GAFA規制で主役の座狙う独禁当局

 問題の報告書が公表された2日後、政府がまとめた成長戦略実行計画案では、10年間の時限措置ながら銀行の経営統合を独禁法の適用除外とし、統合審査は金融庁が主導。公取委はかたちだけの審査で、実質的にほとんど口を挟めない体制を敷く方針が示されたのだ。

 公取委にとっては完全敗北ともいえる内容で、落胆は大きかった。それだけに、政治との距離の近さを見せつけてきた金融庁が、大きくつまずくそのさまは、留飲を下げるのに十分だった。

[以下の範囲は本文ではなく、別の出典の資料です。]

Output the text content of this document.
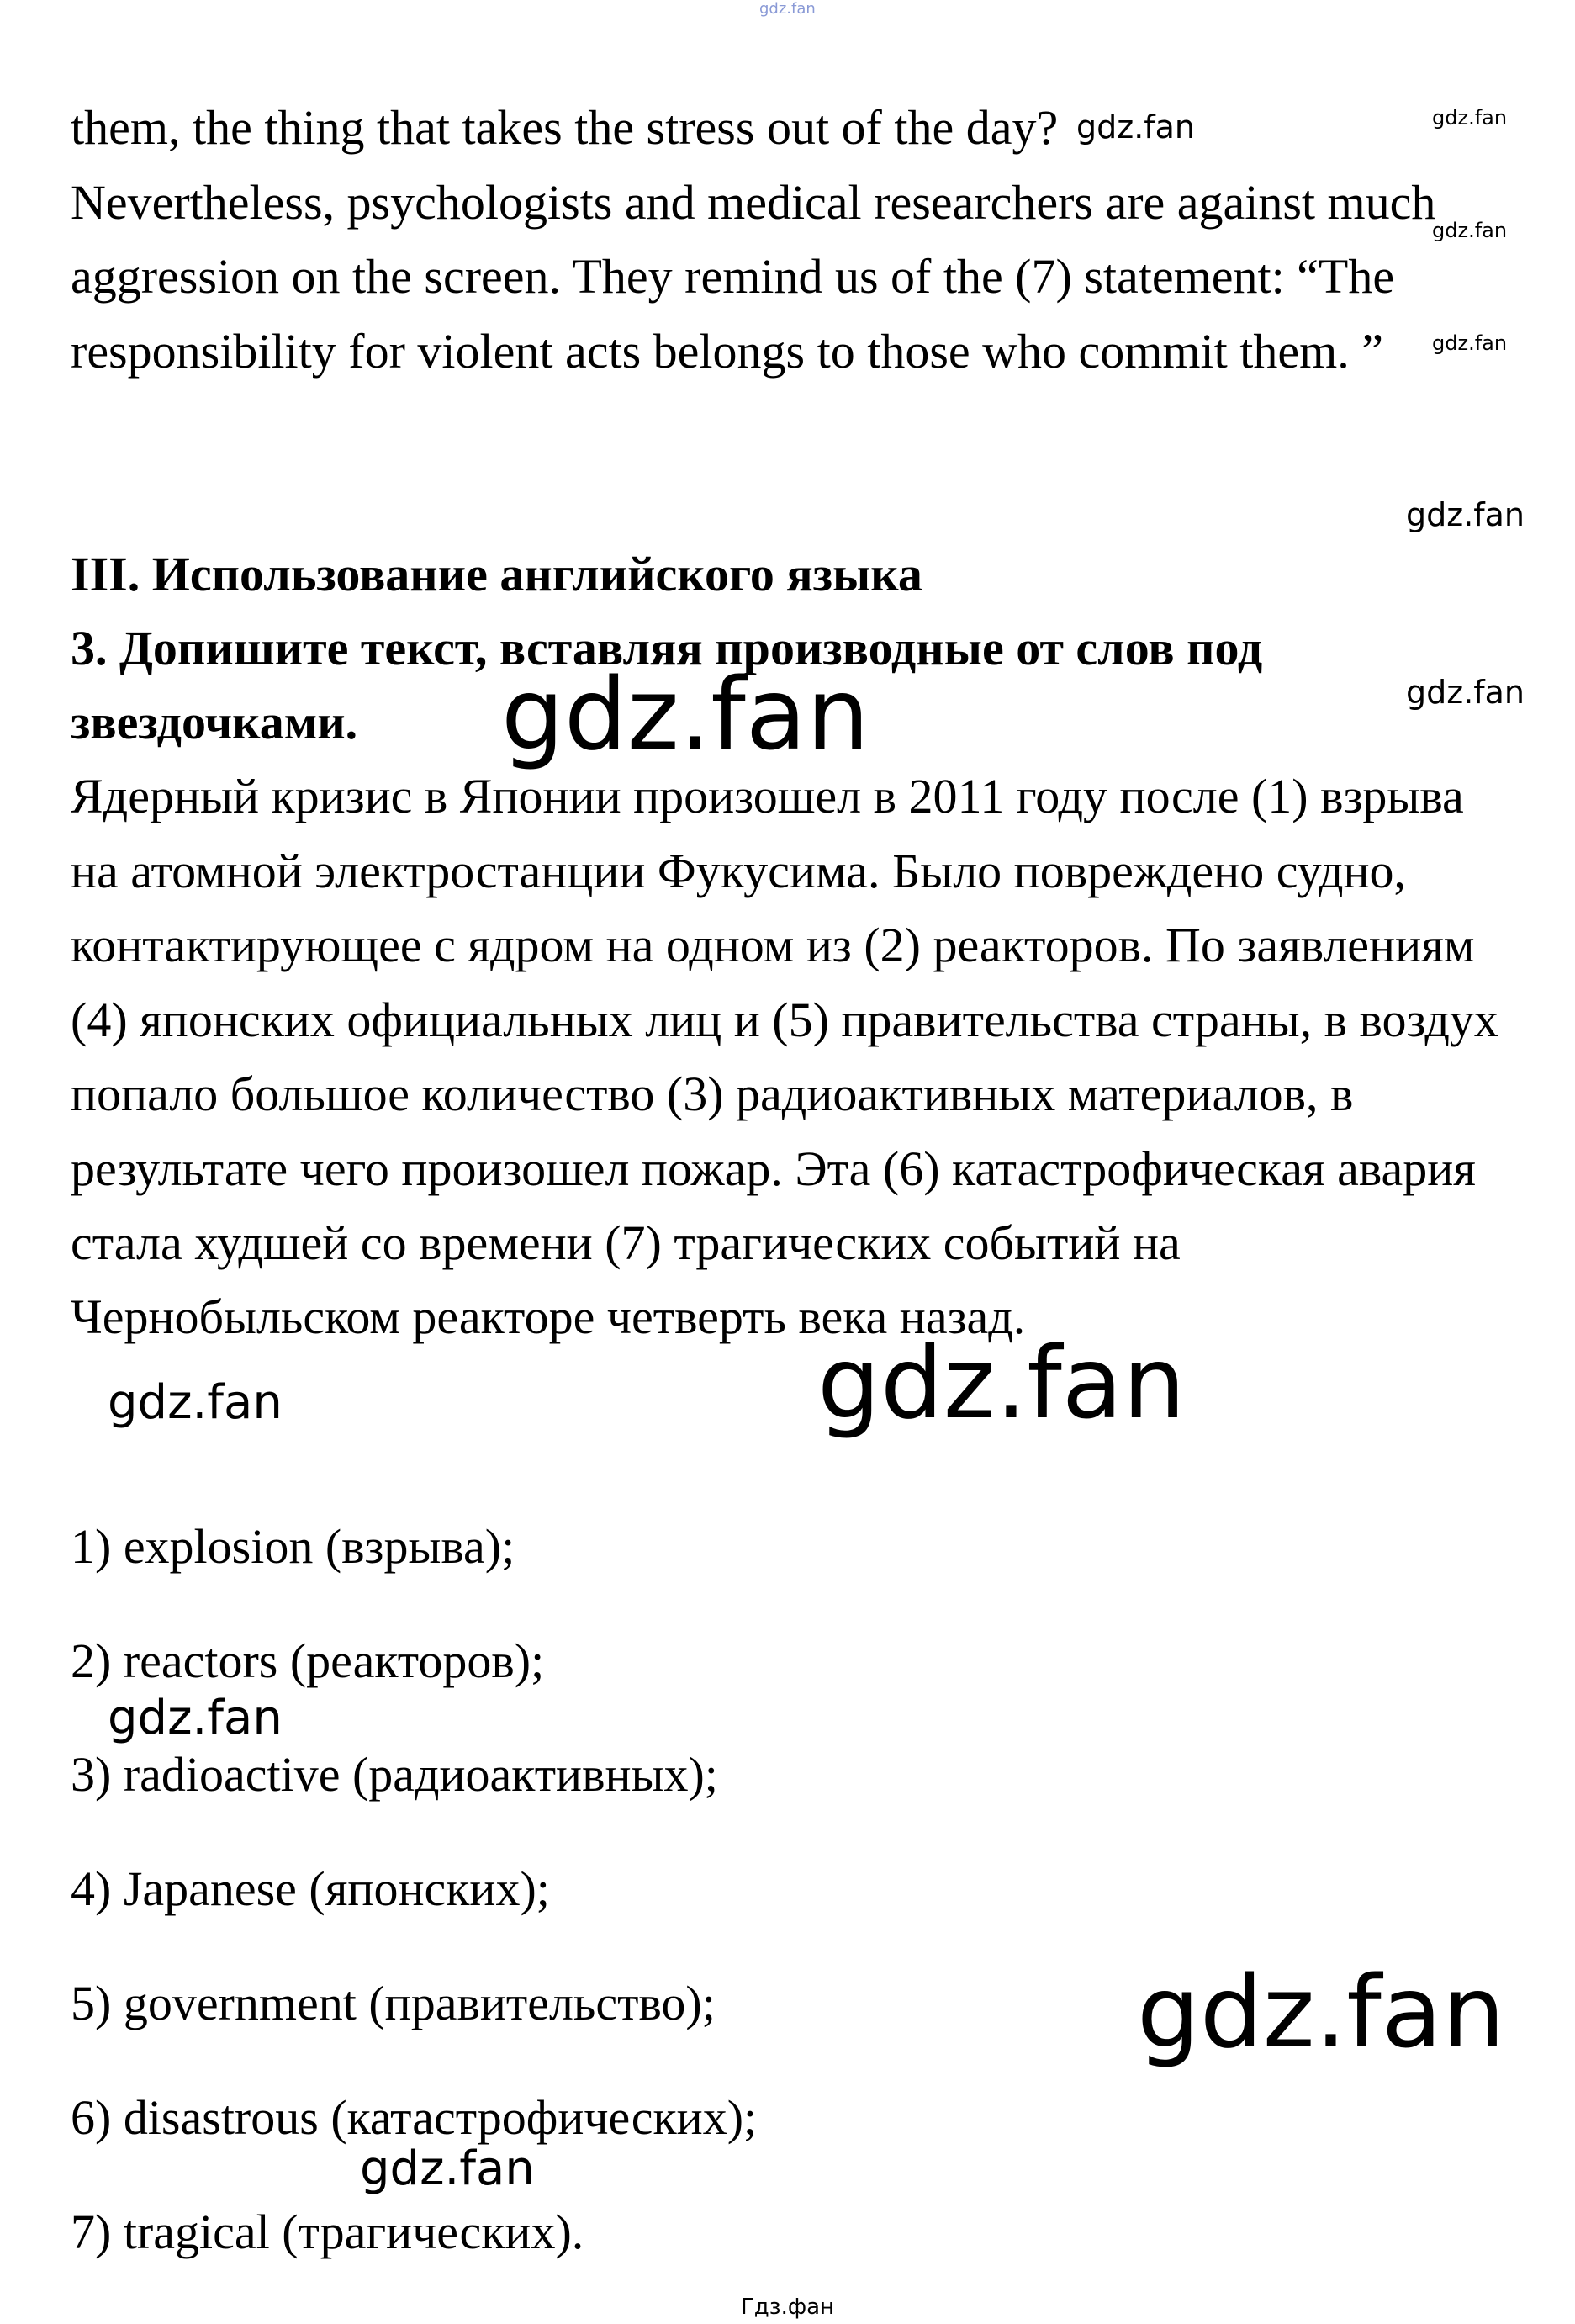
gdz.fan
them, the thing that takes the stress out of the day? gdz.fan
Nevertheless, psychologists and medical researchers are against much
aggression on the screen. They remind us of the (7) statement: “The
responsibility for violent acts belongs to those who commit them. ”
gdz.fan
gdz.fan
gdz.fan
gdz.fan
gdz.fan
III. Использование английского языка
3. Допишите текст, вставляя производные от слов под
звездочками. gdz.fan
Ядерный кризис в Японии произошел в 2011 году после (1) взрыва
на атомной электростанции Фукусима. Было повреждено судно,
контактирующее с ядром на одном из (2) реакторов. По заявлениям
(4) японских официальных лиц и (5) правительства страны, в воздух
попало большое количество (3) радиоактивных материалов, в
результате чего произошел пожар. Эта (6) катастрофическая авария
стала худшей со времени (7) трагических событий на
Чернобыльском реакторе четверть века назад.
gdz.fan	gdz.fan
1) explosion (взрыва);
2) reactors (реакторов);
gdz.fan
3) radioactive (радиоактивных);
4) Japanese (японских);
5) government (правительство);	gdz.fan
6) disastrous (катастрофических);
gdz.fan
7) tragical (трагических).
Гдз.фан
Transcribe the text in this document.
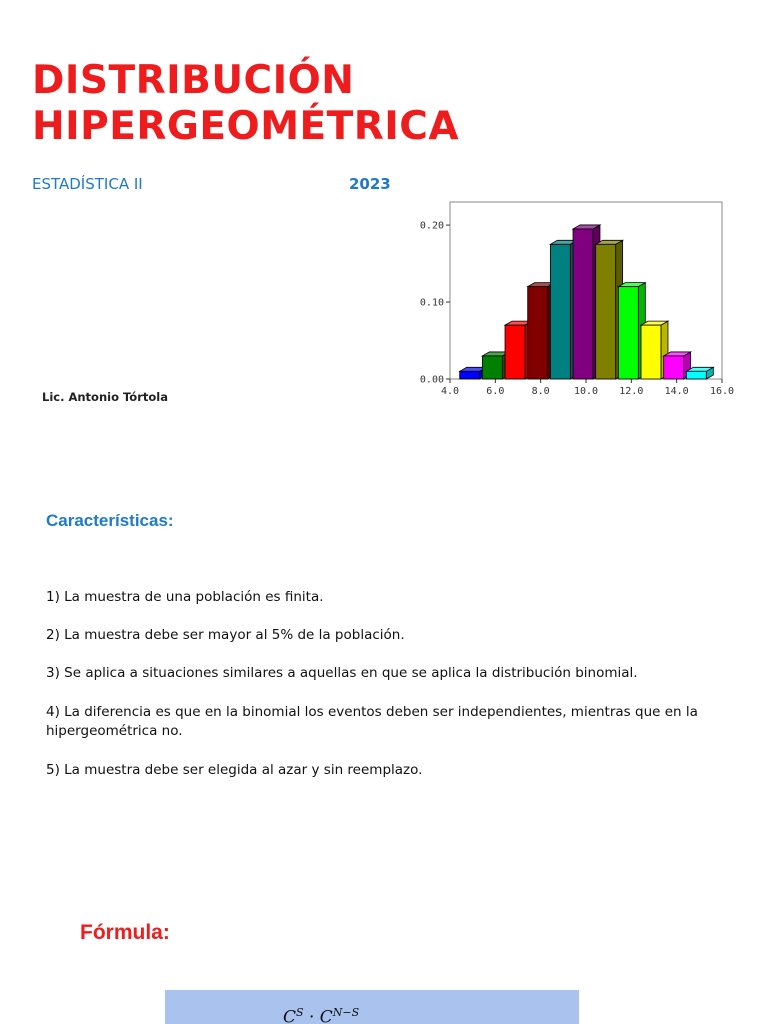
DISTRIBUCIÓN
HIPERGEOMÉTRICA
ESTADÍSTICA II	2023
Lic. Antonio Tórtola
0.00
0.10
0.20
4.0	6.0	8.0 10.0 12.0 14.0 16.0
Características:
1) La muestra de una población es finita.
2) La muestra debe ser mayor al 5% de la población.
3) Se aplica a situaciones similares a aquellas en que se aplica la distribución binomial.
4) La diferencia es que en la binomial los eventos deben ser independientes, mientras que en la hipergeométrica no.
5) La muestra debe ser elegida al azar y sin reemplazo.
Fórmula:
$C^S \cdot C^{N-S}$
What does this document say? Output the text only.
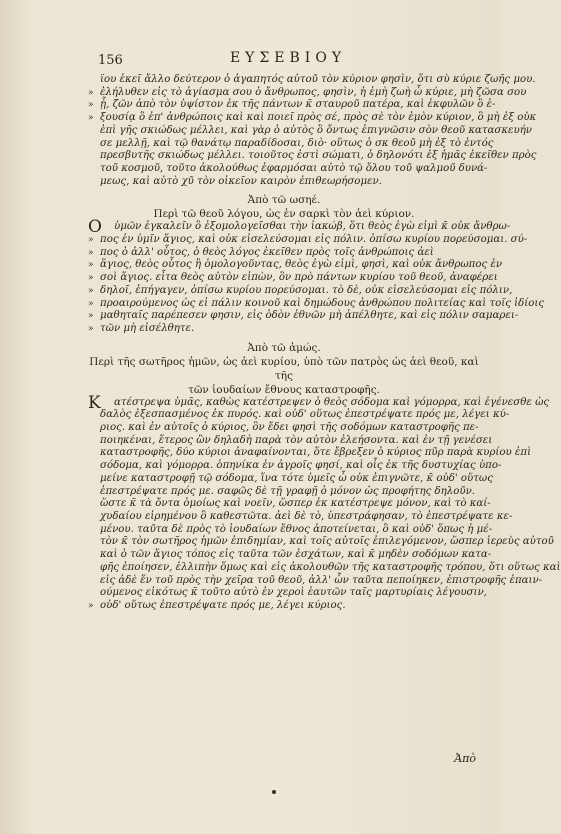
156	ΕΥΣΕΒΙΟΥ
ϊου ἐκεῖ ἄλλο δεύτερον ὁ ἀγαπητός αὐτοῦ τὸν κύριον φησὶν, ὅτι σὺ κύριε ζωῆς μου.
» ἐλήλυθεν εἰς τὸ ἁγίασμα σου ὁ ἄνθρωπος, φησὶν, ἡ ἐμὴ ζωὴ ὦ κύριε, μὴ ζῶσα σου
» ᾖ, ζῶν ἀπὸ τὸν ὑψίστον ἐκ τῆς πάντων κ̄ σταυροῦ πατέρα, καὶ ἐκφυλῶν ὃ ἐ-
» ξουσίᾳ ὃ ἐπ' ἀνθρώποις καὶ καὶ ποιεῖ πρὸς σέ, πρὸς σὲ τὸν ἐμὸν κύριον, ὃ μὴ ἐξ οὐκ
ἐπὶ γῆς σκιώδως μέλλει, καὶ γὰρ ὁ αὐτὸς ὃ ὄντως ἐπιγνῶσιν σὸν θεοῦ κατασκευήν
σε μελλῇ, καὶ τῷ θανάτῳ παραδίδοσαι, διὸ· οὕτως ὁ σκ θεοῦ μὴ ἐξ τὸ ἐντός
πρεσβυτῆς σκιώδως μέλλει. τοιοῦτος ἐστὶ σώματι, ὁ δηλονότι ἐξ ἡμᾶς ἐκεῖθεν πρὸς
τοῦ κοσμοῦ, τοῦτο ἀκολούθως ἐφαρμόσαι αὐτὸ τῷ ὅλου τοῦ ψαλμοῦ δυνά-
μεως, καὶ αὐτὸ χῦ τὸν οἰκεῖον καιρὸν ἐπιθεωρήσομεν.
Ἀπὸ τῶ ωσηέ.
Περὶ τῶ θεοῦ λόγου, ὡς ἐν σαρκὶ τὸν ἀεὶ κύριον.
Ο ὑμῶν ἐγκαλεῖν ὃ ἐξομολογεῖσθαι τὴν ἰακώβ, ὅτι θεὸς ἐγὼ εἰμὶ κ̄ οὐκ ἄνθρω-
» πος ἐν ὑμῖν ἅγιος, καὶ οὐκ εἰσελεύσομαι εἰς πόλιν. ὀπίσω κυρίου πορεύσομαι. σύ-
» πος ὁ ἀλλ' οὗτος, ὁ θεὸς λόγος ἐκεῖθεν πρὸς τοῖς ἀνθρώποις ἀεὶ
» ἅγιος, θεὸς οὗτος ἢ ὁμολογοῦντας, θεὸς ἐγὼ εἰμὶ, φησὶ, καὶ οὐκ ἄνθρωπος ἐν
» σοὶ ἅγιος. εἶτα θεὸς αὐτὸν εἰπὼν, ὃν πρὸ πάντων κυρίου τοῦ θεοῦ, ἀναφέρει
» δηλοῖ, ἐπήγαγεν, ὀπίσω κυρίου πορεύσομαι. τὸ δὲ, οὐκ εἰσελεύσομαι εἰς πόλιν,
» προαιρούμενος ὡς εἰ πάλιν κοινοῦ καὶ δημώδους ἀνθρώπου πολιτείας καὶ τοῖς ἰδίοις
» μαθηταῖς παρέπεσεν φησιν, εἰς ὁδὸν ἐθνῶν μὴ ἀπέλθητε, καὶ εἰς πόλιν σαμαρει-
» τῶν μὴ εἰσέλθητε.
Ἀπὸ τῶ ἀμώς.
Περὶ τῆς σωτῆρος ἡμῶν, ὡς ἀεὶ κυρίου, ὑπὸ τῶν πατρὸς ὡς ἀεὶ θεοῦ, καὶ τῆς
τῶν ἰουδαίων ἔθνους καταστροφῆς.
Κ ατέστρεψα ὑμᾶς, καθὼς κατέστρεψεν ὁ θεὸς σόδομα καὶ γόμορρα, καὶ ἐγένεσθε ὡς
δαλὸς ἐξεσπασμένος ἐκ πυρός. καὶ οὐδ' οὕτως ἐπεστρέψατε πρός με, λέγει κύ-
ριος. καὶ ἐν αὐτοῖς ὁ κύριος, ὃν ἔδει φησὶ τῆς σοδόμων καταστροφῆς πε-
ποιηκέναι, ἕτερος ὢν δηλαδὴ παρὰ τὸν αὐτὸν ἐλεήσοντα. καὶ ἐν τῇ γενέσει
καταστροφῆς, δύο κύριοι ἀναφαίνονται, ὅτε ἔβρεξεν ὁ κύριος πῦρ παρὰ κυρίου ἐπὶ
σόδομα, καὶ γόμορρα. ὁπηνίκα ἐν ἀγροῖς φησί, καὶ οἷς ἐκ τῆς δυστυχίας ὑπο-
μείνε καταστροφῇ τῷ σόδομα, ἵνα τότε ὑμεῖς ὦ οὐκ ἐπιγνῶτε, κ̄ οὐδ' οὕτως
ἐπεστρέψατε πρός με. σαφῶς δὲ τῇ γραφῇ ὁ μόνον ὡς προφήτης δηλοῦν.
ὥστε κ̄ τὰ ὄντα ὁμοίως καὶ νοεῖν, ὥσπερ ἐκ κατέστρεψε μόνον, καὶ τὸ καί-
χυδαίου εἰρημένου ὃ καθεστῶτα. ἀεὶ δὲ τὸ, ὑπεστράφησαν, τὸ ἐπεστρέψατε κε-
μένου. ταῦτα δὲ πρὸς τὸ ἰουδαίων ἔθνος ἀποτείνεται, ὃ καὶ οὐδ' ὅπως ἡ μέ-
τὸν κ̄ τὸν σωτῆρος ἡμῶν ἐπιδημίαν, καὶ τοῖς αὐτοῖς ἐπιλεγόμενον, ὥσπερ ἱερεὺς αὐτοῦ
καὶ ὁ τῶν ἅγιος τόπος εἰς ταῦτα τῶν ἐσχάτων, καὶ κ̄ μηδὲν σοδόμων κατα-
φῆς ἐποίησεν, ἐλλιπὴν ὅμως καὶ εἰς ἀκολουθῶν τῆς καταστροφῆς τρόπου, ὅτι οὕτως καὶ
εἰς ἀδὲ ἕν τοῦ πρὸς τὴν χεῖρα τοῦ θεοῦ, ἀλλ' ὧν ταῦτα πεποίηκεν, ἐπιστροφῆς ἐπαιν-
ούμενος εἰκότως κ̄ τοῦτο αὐτὸ ἐν χεροὶ ἑαυτῶν ταῖς μαρτυρίαις λέγουσιν,
» οὐδ' οὕτως ἐπεστρέψατε πρός με, λέγει κύριος.
Ἀπὸ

「かつての護送船団よろしく、頑張っていただいたらいいんじゃないですかね」

 公取委の別の幹部は、金融庁をそう皮肉る。弱小な銀行を時に過度に保護してきた過去の金融行政に戻って、せいぜい斜陽産業の監督でもしていればいいと言いたいわけだ。

 公取委は目下、今を時めく米グーグルやアマゾンなど、「GAFA」と呼ばれる巨大プラットフォーマーへの規制を巡って、主役の座を虎視眈々と狙っており、組織としての権益拡大につなげようとしている最中にある。

 仮想通貨など金融事業にも乗り出しているGAFAを、公取委が中心となってグリップすることができれば、金融庁との綱引きなど、もはやどうでもよくなるという思惑も垣間見える。

 ただ公取委は、未来投資会議の会合で「デジタル市場についての知見が弱いこともあり、(企業合併の分野において)十分な勘案ができていない」と指摘されてしまうなど、その組織体制はいかにも心もとない。

「談合の摘発ばかりに目を向けて、デジタル分野の知識に乏しいベテラン職員は確かに多い」という声は、公取委の内部からも聞こえてくる。

 組織のプレゼンス拡大に向けて、公取委は今後どう立ち回っていくのか。金融庁をあざ笑うその傍らで、杉本委員長の任期が来夏に迫っていることで「レームダック化」を懸念する声も足元では出始めている。